Reception is a play based on the premise that an hour spent with a stranger waiting in a reception can reveal more than an hour with a good therapist. As a result, two damaged people make a fragile connection in the midst of their chaotic lives. David Carter’s play takes a hard hitting look at what happens “when life deals some killer blows and the choices start to run out”.
The play is the theatre’s first co-production with Chrysalis, a theatre company that works to highlight issues around drug use, alcohol dependency and HIV. The play opens in Bristol in October and then moves to the West End in the New Year.
Reception is at the Alma Tavern, Clifton, Bristol, October 19-30 (Tuesday to Saturday) Ticket £6/£5 concessions. 0117 946 7899 or www.theatrewest.co.uk

The Lilies (1996), an extravagantly mannered gay revenge fantasy, by Canadian filmmaker John Greyson (Zero Patience, Uncut) is now available on DVD and video in the UK.
The film opens in a men’s prison in northern Quebec in 1952 where Bishop Bilodeau (Marcel Sabourin) is lured into hearing the confession of a dying prisoner. He ends up a captive of the prison’s gay contingent and is forced to watch their re-enactment of a play.
The play turns into the story of a lethal gay triangle set in a Catholic boy’s school 40 years earlier where Bilodeau is just 18. As the prison walls melt away, the richly imagined land of Roberval reveals a shimmering tale of lost love between two young men.
Lilies, adapted from Michel Marc Bouchard’s play Les Feluettes, is hailed as a “rich, exotic visual journey and a tense drama of tangled emotions and savage repercussions.”
Check for local screenings at www.film.guardian.co.uk
Patrick Donnelly’s first collection of poems is a powerful evocation of gay love and loss in the era of the Aids epidemic in New York.
‘The Charge’ has fifty short lyrical poems about sex, love and death which have an almost electric charge and a powerful emotional intensity. Fleeting flirtations with a beautiful boy on the Brooklyn Subway, with the dishy waiter in a Village café (‘Your Café con Leche Hands’), or with guys seen at the Met or at the gym are the background to a dreamy fantasy world which is both honest and erotic.
But musings of mortality pervade throughout, none more so than when Donnelly writes with sadness and loss about friends who have died from Aids. ‘Riddle’ asks ‘What makes your cells its brothel... your life, its toilet’? And the answer is glaringly obvious to anyone with any knowledge of the HIV virus. But the strength of Donnelly’s prose is its intelligence, clarity and tenderness.
There is dearth of decent literature about the HIV epidemic, apart from the writing of Paul Monette and Adam Mars Jones, but Donnelly manages to hit home and hit hard without recourse to sentimentality or preciousness.
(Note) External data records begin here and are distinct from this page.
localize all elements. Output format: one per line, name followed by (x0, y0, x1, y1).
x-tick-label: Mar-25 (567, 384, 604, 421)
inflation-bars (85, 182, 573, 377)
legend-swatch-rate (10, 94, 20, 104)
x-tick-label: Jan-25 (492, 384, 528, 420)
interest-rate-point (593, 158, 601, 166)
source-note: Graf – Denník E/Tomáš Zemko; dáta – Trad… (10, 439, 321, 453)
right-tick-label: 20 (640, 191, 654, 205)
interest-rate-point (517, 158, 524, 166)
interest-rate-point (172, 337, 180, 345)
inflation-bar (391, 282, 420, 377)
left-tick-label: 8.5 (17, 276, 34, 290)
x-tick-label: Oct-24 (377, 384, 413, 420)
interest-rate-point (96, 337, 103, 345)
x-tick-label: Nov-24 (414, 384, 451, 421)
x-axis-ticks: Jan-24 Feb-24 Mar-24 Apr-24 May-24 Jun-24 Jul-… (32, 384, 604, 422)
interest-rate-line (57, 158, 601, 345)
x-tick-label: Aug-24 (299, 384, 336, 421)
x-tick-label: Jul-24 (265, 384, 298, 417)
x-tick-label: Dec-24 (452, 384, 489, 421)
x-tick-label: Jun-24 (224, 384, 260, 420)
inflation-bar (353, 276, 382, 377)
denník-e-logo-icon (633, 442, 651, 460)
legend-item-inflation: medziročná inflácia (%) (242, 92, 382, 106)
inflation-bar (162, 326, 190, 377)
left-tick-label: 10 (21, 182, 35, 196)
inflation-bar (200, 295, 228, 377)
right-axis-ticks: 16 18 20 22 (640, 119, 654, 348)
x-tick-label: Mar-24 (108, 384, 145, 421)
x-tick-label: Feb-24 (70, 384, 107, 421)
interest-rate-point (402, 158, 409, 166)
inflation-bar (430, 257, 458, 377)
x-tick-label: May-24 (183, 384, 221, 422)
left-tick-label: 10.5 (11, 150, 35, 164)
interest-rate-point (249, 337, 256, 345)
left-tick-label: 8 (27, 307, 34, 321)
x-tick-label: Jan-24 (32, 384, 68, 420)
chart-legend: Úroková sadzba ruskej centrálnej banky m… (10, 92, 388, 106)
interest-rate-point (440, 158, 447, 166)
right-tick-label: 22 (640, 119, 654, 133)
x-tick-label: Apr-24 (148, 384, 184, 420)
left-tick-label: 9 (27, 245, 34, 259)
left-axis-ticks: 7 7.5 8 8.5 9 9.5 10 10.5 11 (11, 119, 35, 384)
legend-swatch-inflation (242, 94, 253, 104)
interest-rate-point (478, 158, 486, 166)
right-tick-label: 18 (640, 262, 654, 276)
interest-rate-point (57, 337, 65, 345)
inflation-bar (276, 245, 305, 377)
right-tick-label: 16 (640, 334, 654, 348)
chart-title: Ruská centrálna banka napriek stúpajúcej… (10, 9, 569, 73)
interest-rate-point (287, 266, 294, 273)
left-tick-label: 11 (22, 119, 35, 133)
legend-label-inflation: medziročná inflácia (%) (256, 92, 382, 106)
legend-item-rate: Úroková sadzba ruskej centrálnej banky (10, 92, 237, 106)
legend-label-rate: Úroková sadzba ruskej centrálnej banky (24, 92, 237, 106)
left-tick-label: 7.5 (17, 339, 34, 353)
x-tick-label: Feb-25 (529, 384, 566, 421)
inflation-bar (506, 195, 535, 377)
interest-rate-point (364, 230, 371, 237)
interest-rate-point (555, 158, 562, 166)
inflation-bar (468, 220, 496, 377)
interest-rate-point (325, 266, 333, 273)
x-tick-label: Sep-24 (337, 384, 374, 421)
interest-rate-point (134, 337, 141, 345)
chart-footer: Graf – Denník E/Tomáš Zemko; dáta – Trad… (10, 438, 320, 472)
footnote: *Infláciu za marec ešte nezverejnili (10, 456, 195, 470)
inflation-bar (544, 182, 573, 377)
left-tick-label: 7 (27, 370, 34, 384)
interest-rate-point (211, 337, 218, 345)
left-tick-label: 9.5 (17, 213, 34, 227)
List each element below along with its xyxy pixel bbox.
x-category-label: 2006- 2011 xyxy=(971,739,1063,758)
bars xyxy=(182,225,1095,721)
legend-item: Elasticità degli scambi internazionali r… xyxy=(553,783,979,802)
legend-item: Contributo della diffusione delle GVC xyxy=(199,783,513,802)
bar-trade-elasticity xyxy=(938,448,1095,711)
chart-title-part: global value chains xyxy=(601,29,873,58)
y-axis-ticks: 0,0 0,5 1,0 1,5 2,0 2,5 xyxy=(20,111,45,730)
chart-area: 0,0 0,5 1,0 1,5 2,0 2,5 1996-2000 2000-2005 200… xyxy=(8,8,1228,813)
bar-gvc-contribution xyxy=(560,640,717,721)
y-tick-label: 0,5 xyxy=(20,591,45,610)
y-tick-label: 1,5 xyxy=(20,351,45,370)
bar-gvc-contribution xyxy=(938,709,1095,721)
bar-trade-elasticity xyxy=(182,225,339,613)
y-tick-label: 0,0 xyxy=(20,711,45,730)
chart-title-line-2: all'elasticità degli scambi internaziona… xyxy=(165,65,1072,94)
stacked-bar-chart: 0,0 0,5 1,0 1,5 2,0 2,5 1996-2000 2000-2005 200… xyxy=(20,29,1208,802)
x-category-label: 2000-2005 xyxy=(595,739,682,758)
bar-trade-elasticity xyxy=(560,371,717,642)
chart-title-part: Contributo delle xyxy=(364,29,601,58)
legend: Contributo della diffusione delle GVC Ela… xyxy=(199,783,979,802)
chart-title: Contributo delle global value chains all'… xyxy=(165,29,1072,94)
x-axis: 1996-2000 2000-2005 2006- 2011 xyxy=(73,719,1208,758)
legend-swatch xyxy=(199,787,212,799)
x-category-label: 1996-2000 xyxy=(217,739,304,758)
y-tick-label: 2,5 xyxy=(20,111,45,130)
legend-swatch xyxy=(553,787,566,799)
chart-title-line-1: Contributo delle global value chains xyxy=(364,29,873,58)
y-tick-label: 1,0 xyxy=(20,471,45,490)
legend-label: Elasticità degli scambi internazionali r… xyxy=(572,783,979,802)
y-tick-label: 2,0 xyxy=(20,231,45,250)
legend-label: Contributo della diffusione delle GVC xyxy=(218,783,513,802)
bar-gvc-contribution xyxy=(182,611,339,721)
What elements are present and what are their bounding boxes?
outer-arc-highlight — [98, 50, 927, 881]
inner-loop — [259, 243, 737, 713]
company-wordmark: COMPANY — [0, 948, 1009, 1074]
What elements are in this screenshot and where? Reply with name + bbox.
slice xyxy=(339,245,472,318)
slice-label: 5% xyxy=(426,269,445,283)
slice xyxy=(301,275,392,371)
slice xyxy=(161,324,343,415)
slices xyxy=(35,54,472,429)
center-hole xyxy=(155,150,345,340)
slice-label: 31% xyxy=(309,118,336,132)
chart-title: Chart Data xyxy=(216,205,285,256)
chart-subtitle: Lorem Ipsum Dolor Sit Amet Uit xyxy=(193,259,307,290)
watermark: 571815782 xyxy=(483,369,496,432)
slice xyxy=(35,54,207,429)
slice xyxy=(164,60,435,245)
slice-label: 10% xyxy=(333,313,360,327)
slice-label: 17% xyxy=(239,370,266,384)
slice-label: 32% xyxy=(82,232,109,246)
Even if you haven’t read a poem in years, take a look at this book. It may remind you that poetry can still be, to quote Ezra Pound, ‘News that stays news’. (MJF)
‘The Charge’ by Patrick Donnelly is published by the Ausable Press and can be ordered from Amazon.co.uk price £7.82
A series of free events at the Science Museum’s Dana Centre will explore humankind’s obsession with facial recognition, reconstruction, disfigurement and beauty. Organisers says the events will provide an unrivalled opportunity to discuss and debate the technological, social, ethical, moral and political implications of advancements in facial surgery. It will complement the Science Museum’s Future Face exhibition running from October to February. The programme starts on October 5 at 6.30pm with Rearranging Faces, an exploration of facial disfigurement and reconstructive surgery.